As 2016 rapidly approaches us, it’s important that you know the rules about changes upcoming for 401(k)’s and IRA’s so you get off to a great start in 2016. People often overlook funding an IRA because they don’t how the qualifications work within their family. Whether you are a few years from retirement or you are just beginning your savings plan, keep this handy article by your side so you make the most of your retirement contributions for 2016.
- How Much Can I Contribute?
The good news is that 2016 brings a calendar year where nothing really changes in terms of your overall maximum contributions for 401(k)’s and IRA’s. For 401(k)/403(b) investors, if you are under 50 years old you can put away up to $18,000, and those that turn the age of 50 in 2016 or are older than 50 can make a ‘catch up’ contribution of $6,000 (the maximum being $24,000 overall). For IRA/Roth IRA investors, if you are under 50 the maximum you can put away is $5,500 and those turning 50 or older can make a catch up contribution of $1,000 to the overall limit of $6,500. For 401(k) investors, consider carefully whether to do the pre-tax plan at work or the roth plan at work.
- The Roth IRA Threshold Limits Increase!

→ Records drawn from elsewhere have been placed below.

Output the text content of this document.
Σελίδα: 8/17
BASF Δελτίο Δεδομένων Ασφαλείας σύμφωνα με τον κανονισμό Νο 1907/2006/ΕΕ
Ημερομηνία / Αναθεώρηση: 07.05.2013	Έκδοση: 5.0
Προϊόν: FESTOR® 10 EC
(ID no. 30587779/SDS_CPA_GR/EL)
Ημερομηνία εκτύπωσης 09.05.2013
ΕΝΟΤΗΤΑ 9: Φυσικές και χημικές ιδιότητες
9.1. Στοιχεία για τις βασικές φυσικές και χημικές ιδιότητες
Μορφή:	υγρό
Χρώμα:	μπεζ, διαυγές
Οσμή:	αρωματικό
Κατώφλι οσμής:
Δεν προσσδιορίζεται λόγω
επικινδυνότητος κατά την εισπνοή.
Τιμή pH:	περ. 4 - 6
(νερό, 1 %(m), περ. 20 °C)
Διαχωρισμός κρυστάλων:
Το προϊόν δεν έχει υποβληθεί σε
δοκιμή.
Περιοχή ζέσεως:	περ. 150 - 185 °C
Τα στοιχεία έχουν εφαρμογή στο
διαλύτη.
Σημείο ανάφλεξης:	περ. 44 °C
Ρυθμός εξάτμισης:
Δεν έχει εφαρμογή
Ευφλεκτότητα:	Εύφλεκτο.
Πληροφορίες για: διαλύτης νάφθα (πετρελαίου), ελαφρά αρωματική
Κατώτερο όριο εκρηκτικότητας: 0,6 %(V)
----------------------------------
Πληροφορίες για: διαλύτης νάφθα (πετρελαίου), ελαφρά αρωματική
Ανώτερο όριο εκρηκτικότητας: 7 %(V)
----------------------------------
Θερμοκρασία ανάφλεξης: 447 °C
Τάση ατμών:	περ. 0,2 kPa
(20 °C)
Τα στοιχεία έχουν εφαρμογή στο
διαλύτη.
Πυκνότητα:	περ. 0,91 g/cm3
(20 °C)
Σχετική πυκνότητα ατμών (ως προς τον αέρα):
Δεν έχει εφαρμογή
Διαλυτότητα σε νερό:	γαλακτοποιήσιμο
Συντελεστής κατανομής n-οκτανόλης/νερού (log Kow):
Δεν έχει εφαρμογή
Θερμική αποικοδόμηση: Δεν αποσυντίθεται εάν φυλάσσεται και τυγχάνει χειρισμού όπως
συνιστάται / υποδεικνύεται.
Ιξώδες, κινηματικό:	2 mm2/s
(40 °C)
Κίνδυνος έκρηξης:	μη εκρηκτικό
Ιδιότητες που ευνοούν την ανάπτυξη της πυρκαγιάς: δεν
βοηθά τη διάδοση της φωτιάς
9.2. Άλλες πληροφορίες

Many investors believe if they max out their 401(k) plan at work or even participate, that this will disallow them from contributing to a Roth IRA. Nothing could be further from the truth! For single filers in 2016, the income threshold starts at $117,000 AGI and ends at $132,000. For married filers, the income threshold starts at $184,000 and ends at $194,000. This can be pretty significant for your family if you really do the math on where your income falls and whether or not you can make a full or partial contribution.
- The Spousal IRA
Many families do not understand that even a spouse who is non working can potentially contribute to an IRA account. Even if your working spouse participates to a retirement plan in the work place, your spouse can set up an IRA account and it could still be tax-deductible for your family. For married couples who earn less than $184,000 AGI, this could be an excellent retirement and tax savings option. Once your family hits the mark of $194,000 AGI, then the deductibility of the plan would be phased out although you can still contribute to the IRA.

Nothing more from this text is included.